С тех пор почти тридцать лет я не мог забыть эту тихую решимость, на первый взгляд не имевшую никакой связи с ситуацией, в которой она прозвучала. И только много позже понял, что Калик имел в виду, когда вышел на экраны его фильм-монолог, фильм-автобиография, фильм-мемуар. Кстати сказать, он так и называется — «И возвращается ветер… (мемуары)» и содержит в своем прихотливом сюжете практически все мотивы киноиудаики начала девяностых годов.
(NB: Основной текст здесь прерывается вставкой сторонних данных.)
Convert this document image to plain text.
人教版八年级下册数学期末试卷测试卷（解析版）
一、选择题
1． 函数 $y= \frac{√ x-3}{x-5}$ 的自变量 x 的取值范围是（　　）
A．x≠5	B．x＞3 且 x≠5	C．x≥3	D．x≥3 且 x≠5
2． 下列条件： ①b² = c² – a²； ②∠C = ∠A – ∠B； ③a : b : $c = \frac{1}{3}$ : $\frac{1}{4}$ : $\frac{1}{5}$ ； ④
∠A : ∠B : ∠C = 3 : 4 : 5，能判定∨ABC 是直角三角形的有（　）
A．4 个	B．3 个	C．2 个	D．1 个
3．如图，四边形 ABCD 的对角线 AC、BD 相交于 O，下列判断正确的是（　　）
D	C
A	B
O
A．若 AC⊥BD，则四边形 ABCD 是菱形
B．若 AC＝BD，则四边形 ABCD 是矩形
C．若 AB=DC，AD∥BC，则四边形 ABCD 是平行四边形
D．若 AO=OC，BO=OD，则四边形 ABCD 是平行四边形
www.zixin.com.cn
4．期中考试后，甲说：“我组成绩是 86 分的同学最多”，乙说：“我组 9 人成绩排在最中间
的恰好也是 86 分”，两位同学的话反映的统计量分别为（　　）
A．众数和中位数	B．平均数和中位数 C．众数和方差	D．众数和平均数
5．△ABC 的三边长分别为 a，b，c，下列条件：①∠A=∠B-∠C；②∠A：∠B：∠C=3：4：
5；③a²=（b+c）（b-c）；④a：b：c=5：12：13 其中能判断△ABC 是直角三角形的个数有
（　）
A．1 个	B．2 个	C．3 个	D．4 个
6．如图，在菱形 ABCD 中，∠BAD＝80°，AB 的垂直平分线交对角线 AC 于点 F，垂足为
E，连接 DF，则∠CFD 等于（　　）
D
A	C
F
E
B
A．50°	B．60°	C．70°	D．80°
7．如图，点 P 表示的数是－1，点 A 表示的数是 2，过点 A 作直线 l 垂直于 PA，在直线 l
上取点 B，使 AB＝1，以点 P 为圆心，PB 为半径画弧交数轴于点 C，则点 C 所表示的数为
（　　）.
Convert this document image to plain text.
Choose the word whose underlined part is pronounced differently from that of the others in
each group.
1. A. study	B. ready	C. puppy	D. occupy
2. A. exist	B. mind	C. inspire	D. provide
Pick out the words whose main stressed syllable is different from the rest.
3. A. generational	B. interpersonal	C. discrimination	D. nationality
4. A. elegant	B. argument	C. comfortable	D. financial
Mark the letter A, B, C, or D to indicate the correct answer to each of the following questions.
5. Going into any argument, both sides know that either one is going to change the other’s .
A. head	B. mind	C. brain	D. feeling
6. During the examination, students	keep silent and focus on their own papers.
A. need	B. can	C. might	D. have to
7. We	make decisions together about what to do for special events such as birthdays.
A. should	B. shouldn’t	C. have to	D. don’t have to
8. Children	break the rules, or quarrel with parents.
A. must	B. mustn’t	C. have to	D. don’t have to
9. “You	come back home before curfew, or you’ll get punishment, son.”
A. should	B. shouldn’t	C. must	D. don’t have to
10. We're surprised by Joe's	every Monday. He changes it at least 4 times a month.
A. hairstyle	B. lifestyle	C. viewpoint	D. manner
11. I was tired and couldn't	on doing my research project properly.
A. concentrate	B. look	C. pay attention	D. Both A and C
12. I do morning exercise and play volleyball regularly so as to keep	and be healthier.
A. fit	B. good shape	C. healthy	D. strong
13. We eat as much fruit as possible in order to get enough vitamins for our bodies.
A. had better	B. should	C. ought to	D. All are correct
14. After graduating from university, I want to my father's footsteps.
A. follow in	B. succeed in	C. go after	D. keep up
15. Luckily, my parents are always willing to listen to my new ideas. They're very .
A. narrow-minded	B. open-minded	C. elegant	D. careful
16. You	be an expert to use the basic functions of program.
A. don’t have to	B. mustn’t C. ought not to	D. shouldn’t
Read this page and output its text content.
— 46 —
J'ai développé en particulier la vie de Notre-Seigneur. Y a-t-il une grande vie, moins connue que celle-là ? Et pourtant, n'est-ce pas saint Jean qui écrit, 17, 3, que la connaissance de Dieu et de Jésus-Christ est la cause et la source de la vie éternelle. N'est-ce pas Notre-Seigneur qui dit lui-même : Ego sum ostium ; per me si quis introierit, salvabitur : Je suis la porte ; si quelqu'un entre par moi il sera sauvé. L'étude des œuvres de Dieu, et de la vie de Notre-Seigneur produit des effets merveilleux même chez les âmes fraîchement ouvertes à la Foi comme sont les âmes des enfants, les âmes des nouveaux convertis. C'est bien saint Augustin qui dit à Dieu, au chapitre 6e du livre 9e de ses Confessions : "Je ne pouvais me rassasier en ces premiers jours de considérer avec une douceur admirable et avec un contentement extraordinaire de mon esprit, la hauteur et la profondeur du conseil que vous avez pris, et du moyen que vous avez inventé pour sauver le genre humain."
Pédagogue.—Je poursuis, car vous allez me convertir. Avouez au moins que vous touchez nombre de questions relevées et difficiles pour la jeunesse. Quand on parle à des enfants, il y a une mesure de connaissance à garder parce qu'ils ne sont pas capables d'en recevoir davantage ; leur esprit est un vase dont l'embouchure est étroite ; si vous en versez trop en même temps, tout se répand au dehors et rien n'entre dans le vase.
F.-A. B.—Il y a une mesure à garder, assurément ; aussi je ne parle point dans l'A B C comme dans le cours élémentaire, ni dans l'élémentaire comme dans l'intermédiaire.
Ибо в жизни Калика волей еврейской судьбы сфокусировалось почти все, что довелось пережить его единоверцам и единоплеменникам под пятой «красного фараона», в той безвоздушности великой державы, которую он еще раз почувствовал на премьере кулиджановской ленты. Все, что он пытался всю свою советскую жизнь выразить в немногих картинах, которые ему удалось снять (об этом см. предыдущую главу). И потому здесь, на экране, где Калик собрал всех, кажется, с кем когда-либо работал, дружил, просто пересекался, в странной гармонии возникают, переплетаются, сливаются воедино и расходятся в разные стороны фрагменты из его фильмов и эпизоды его биографии, которые, как оказалось сейчас, рассказывали только о нем самом, как бы ни были далеки персонажи этих картин от конкретных фактов его собственной жизни. Детство, семья, эвакуация, ВГИК, лагерь, снова ВГИК, «оттепель», эмиграция, Израиль… Энциклопедия еврейской жизни, сфокусированная в судьбе режиссера… Энциклопедия мотивов, побуждавших сотни тысяч советских евреев рваться на Запад, в Израиль ли, в Америку ли, куда угодно…
Впрочем, началось это много-много раньше, еще в девятнадцатом столетии, после страшных погромов восьмидесятых годов, продолжившихся погромами первых лет столетия двадцатого. Об этом мы уже видели фильм Астрахана. Однако почти одновременно с «Изыди!» зритель мог увидеть и фильм, как бы продолжающий историю Мотла Рабиновича, как бы рассматривающий один из самых оптимистических вариантов его последующей судьбы. Я имею в виду картину «Мы едем в Америку» (режиссер Е. Грибов, 1992). Еще один Шолом- Алейхем, на этот раз «Мальчик Мотл». Экранизация удивительной актуальности: начало большой алии, слухи о погромах, за которыми явно просматривается руководящая и направляющая рука КГБ, общество «Память» как генетическая память, да простится мне эта тавтология, о Союзе Михаила Архангела и Союзе русского народа, народный антисемитизм, который теснит на обочину общественной жизни антисемитизм государственный. При этом — никаких прямых аллюзий, никаких кукишей в кармане — чистый Шолом-Алейхем, реконструкция штетла, быт, обычаи, обряды, иллюзии, надежды, мифы. Судя по всему, первая такая реконструкция на российском экране — Советского Союза больше нет, так что действие фильма начинается как бы за нынешней западной границей.